Sales of homes costing more than $4 million doubled in Vancouver and climbed 81 per cent in the Greater Toronto Area when comparing year over year numbers ending July, 2016.

In the $1-million-plus bracket, sales soared 65 per cent in the GTA, 26 per cent in Vancouver and 16 per cent in Montreal.

Even in a Calgary economy battered by low oil prices, sales of million-dollar-plus homes climbed 9 per cent.

Sotheby’s expects the luxury market to continue to be sustained by consumer demand, confidence in real estate as an investment, low interest rates and the low Canadian dollar that is driving international demand. Those factors will be particularly evident in Toronto, where summer sales were higher than expected.

"Vancouver's record-setting sprint will return to a more moderate pace, but Toronto's market cadence is set to accelerate,” said Brad Henderson, president and CEO of Sotheby's International Realty Canada.

The GTA (made up of Toronto, Durham, Peel, Halton and York) saw sales of $1-million single family homes in July and August climb 83 per cent, compared with a year ago, to 3,026, and 55 per cent to 959 in the City of Toronto itself.

But summer definitely saw a cooling off from a heated sellers’ market in Vancouver, with sales of single-family homes over $1 million in July falling 30 per cent compared with a year ago to 193. In August, sales were down 65 per cent compared with a year ago, falling to 95.

Vancouver condominium sales over $1 million in July totalled 93 -- up 29 per cent from a year ago -- but sales in August fell 49 per cent compared with the same month last year, dropping to 40.

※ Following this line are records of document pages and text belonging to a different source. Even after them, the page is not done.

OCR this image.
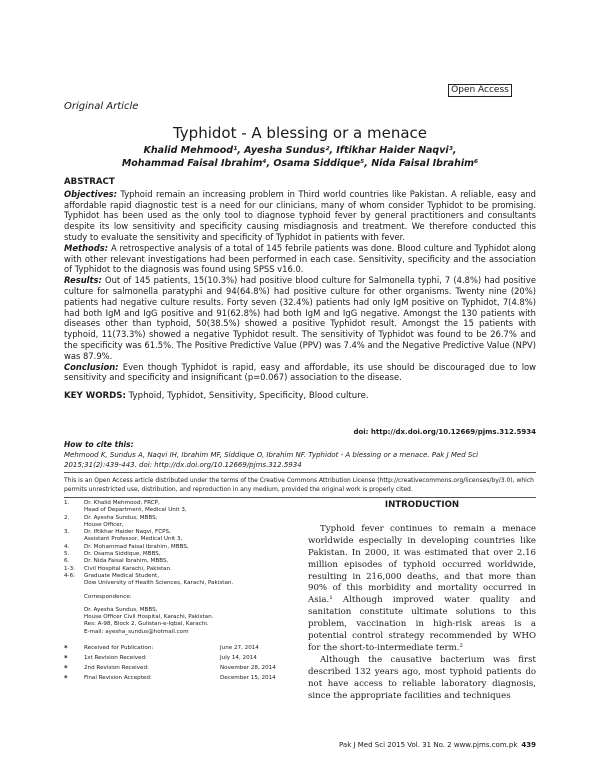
Open Access
Original Article
Typhidot - A blessing or a menace
Khalid Mehmood¹, Ayesha Sundus², Iftikhar Haider Naqvi³,
Mohammad Faisal Ibrahim⁴, Osama Siddique⁵, Nida Faisal Ibrahim⁶

ABSTRACT

Objectives: Typhoid remain an increasing problem in Third world countries like Pakistan. A reliable, easy and affordable rapid diagnostic test is a need for our clinicians, many of whom consider Typhidot to be promising. Typhidot has been used as the only tool to diagnose typhoid fever by general practitioners and consultants despite its low sensitivity and specificity causing misdiagnosis and treatment. We therefore conducted this study to evaluate the sensitivity and specificity of Typhidot in patients with fever.

Methods: A retrospective analysis of a total of 145 febrile patients was done. Blood culture and Typhidot along with other relevant investigations had been performed in each case. Sensitivity, specificity and the association of Typhidot to the diagnosis was found using SPSS v16.0.

Results: Out of 145 patients, 15(10.3%) had positive blood culture for Salmonella typhi, 7 (4.8%) had positive culture for salmonella paratyphi and 94(64.8%) had positive culture for other organisms. Twenty nine (20%) patients had negative culture results. Forty seven (32.4%) patients had only IgM positive on Typhidot, 7(4.8%) had both IgM and IgG positive and 91(62.8%) had both IgM and IgG negative. Amongst the 130 patients with diseases other than typhoid, 50(38.5%) showed a positive Typhidot result. Amongst the 15 patients with typhoid, 11(73.3%) showed a negative Typhidot result. The sensitivity of Typhidot was found to be 26.7% and the specificity was 61.5%. The Positive Predictive Value (PPV) was 7.4% and the Negative Predictive Value (NPV) was 87.9%.

Conclusion: Even though Typhidot is rapid, easy and affordable, its use should be discouraged due to low sensitivity and specificity and insignificant (p=0.067) association to the disease.

KEY WORDS: Typhoid, Typhidot, Sensitivity, Specificity, Blood culture.

doi: http://dx.doi.org/10.12669/pjms.312.5934
How to cite this:
Mehmood K, Sundus A, Naqvi IH, Ibrahim MF, Siddique O, Ibrahim NF. Typhidot - A blessing or a menace. Pak J Med Sci
2015;31(2):439-443. doi: http://dx.doi.org/10.12669/pjms.312.5934
This is an Open Access article distributed under the terms of the Creative Commons Attribution License (http://creativecommons.org/licenses/by/3.0), which permits unrestricted use, distribution, and reproduction in any medium, provided the original work is properly cited.
1.	Dr. Khalid Mehmood, FRCP,
Head of Department, Medical Unit 3,
2.	Dr. Ayesha Sundus, MBBS,
House Officer,
3.	Dr. Iftikhar Haider Naqvi, FCPS,
Assistant Professor, Medical Unit 3,
4.	Dr. Mohammad Faisal Ibrahim, MBBS,
5.	Dr. Osama Siddique, MBBS,
6.	Dr. Nida Faisal Ibrahim, MBBS,
1-3:	Civil Hospital Karachi, Pakistan.
4-6:	Graduate Medical Student,
Dow University of Health Sciences, Karachi, Pakistan.
Correspondence:
Dr. Ayesha Sundus, MBBS,
House Officer Civil Hospital, Karachi, Pakistan.
Res: A-98, Block 2, Gulistan-e-Iqbal, Karachi.
E-mail: ayesha_sundus@hotmail.com
*	Received for Publication:	June 27, 2014
*	1st Revision Received:	July 14, 2014
*	2nd Revision Received:	November 28, 2014
*	Final Revision Accepted:	December 15, 2014
INTRODUCTION

Typhoid fever continues to remain a menace worldwide especially in developing countries like Pakistan. In 2000, it was estimated that over 2.16 million episodes of typhoid occurred worldwide, resulting in 216,000 deaths, and that more than 90% of this morbidity and mortality occurred in Asia.¹ Although improved water quality and sanitation constitute ultimate solutions to this problem, vaccination in high-risk areas is a potential control strategy recommended by WHO for the short-to-intermediate term.²

Although the causative bacterium was first described 132 years ago, most typhoid patients do not have access to reliable laboratory diagnosis, since the appropriate facilities and techniques

Pak J Med Sci 2015 Vol. 31 No. 2 www.pjms.com.pk 439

Vancouver’s 15 per cent tax on foreign homebuyers, which took effect Aug. 2, has been widely predicted to dampen international investment interest. But, Sotheby’s says, “It is still early to make widespread predictions about its long-term effect on top-tier Vancouver real estate. Despite temporary uncertainty, the city's market fundamentals are robust and resilient, leading to anticipation that the market will return to more normalized, but healthy levels of activity in spite of changes to tax policy.”

The firm expects Vancouver’s market to continue to cool, though British Columbia’s anticipated economic growth, strong labour market and net migration will bolster housing demand and consumer confidence in the city, say Sotheby’s.

Sotheby’s is less optimistic about Calgary, where it says, “Steeper price declines will take place in Calgary's $1 million-plus real estate market, the outcome of continued job losses, wage uncertainty, higher vacancy rates and migration from the city.”

The firm expects sales activity in the Alberta city to slow throughout the fall and that prices will drop further as supply mounts.

Canada's position as a "political, social and financial haven will attract more international interest into its top-tier markets," says Sotheby's. Vancouver, Toronto and Calgary were also recently ranked third, fourth and fifth of 140 cities on the Economist Intelligence Unit's annual livability index.